Beckson, Karl. "Oscar Wilde." Modern British Dramatists, 1900-1945. Part 2: M-Z. Dictionary of Literary Biography. Vol. 10. Pp. 204-218.
Boyle, Robert. "Oscar Wilde (1854-1900)." British Novelists, 1890-1929: Traditionalists. Dictionary of Literary Biography. Vol. 34. Detroit: Gale Research, 1985. Pp. 315-331.
Foster, Richard. "Wilde as Parodist: A Second Look at The Importance Of Being Earnest." College English 18, 1 (Oct., 1956): 18-23.
Jordan, Robert J. "Satire and Fantasy in Wilde's The Importance of Being Earnest." Ariel 1, 3 (July 1970).
Keach, William. Teacher's Manual: Adventures in English Literature. New York: Harcourt, Brace, Jovanovich, 1980. Pp. 183-7.

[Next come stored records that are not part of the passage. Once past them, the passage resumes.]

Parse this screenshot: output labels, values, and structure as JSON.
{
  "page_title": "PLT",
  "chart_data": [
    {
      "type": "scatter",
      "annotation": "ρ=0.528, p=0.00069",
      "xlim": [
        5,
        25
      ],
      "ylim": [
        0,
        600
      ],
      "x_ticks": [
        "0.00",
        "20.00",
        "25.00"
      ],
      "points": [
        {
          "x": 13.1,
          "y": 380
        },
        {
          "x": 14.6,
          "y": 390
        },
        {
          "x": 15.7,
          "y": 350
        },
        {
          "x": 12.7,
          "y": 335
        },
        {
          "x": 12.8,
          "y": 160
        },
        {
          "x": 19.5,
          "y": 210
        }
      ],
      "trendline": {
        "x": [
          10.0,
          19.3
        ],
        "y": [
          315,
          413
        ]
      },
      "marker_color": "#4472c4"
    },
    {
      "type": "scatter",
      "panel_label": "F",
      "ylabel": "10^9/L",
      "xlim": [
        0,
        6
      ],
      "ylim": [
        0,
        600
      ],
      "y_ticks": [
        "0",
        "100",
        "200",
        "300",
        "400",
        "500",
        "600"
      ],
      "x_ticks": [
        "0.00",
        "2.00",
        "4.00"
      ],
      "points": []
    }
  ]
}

Reinert, Otto. "Satiric Strategy in The Importance Of Being Earnest." College English 18, 1 (Oct., 1956): 14- 18.
a. Parenthetical citation rather than foot- or end-notes will be considered acceptable; for a play longer than a single act, please provide act number in roman numerals followed by page number in arabic numerals.
b. Double space all text; if you are doing your essay by hand, you may single space quotations of forty words or longer, but integrate shorter quotations; for example:
Lady Bracknell is unrealistically, almost contemptuously honest when she reveals her ignorance of the German language. Objecting to French songs on the grounds of possible impropriety of subject-matter, she remarks, "But German sounds a thoroughly respectable language, and indeed, I believe is so" (I: 128, emphasis added).
A Note on Essay Topics
Topics may call for comparison between two like things, such as the humour in a modern television sit-com (situational comedy) and The Importance Of Being Earnest.
Contrast, on the other hand, implies that the writer is out to demonstrate differences between things usually thought to be similar. For example, one might contrast the duplicity of Jack and Algernon here with that of Dr. Jekyll in Stevenson's novella.
Other possibilities are explanation and analysis, for example: "Why We Laugh WITH and Not AT Lady Bracknell."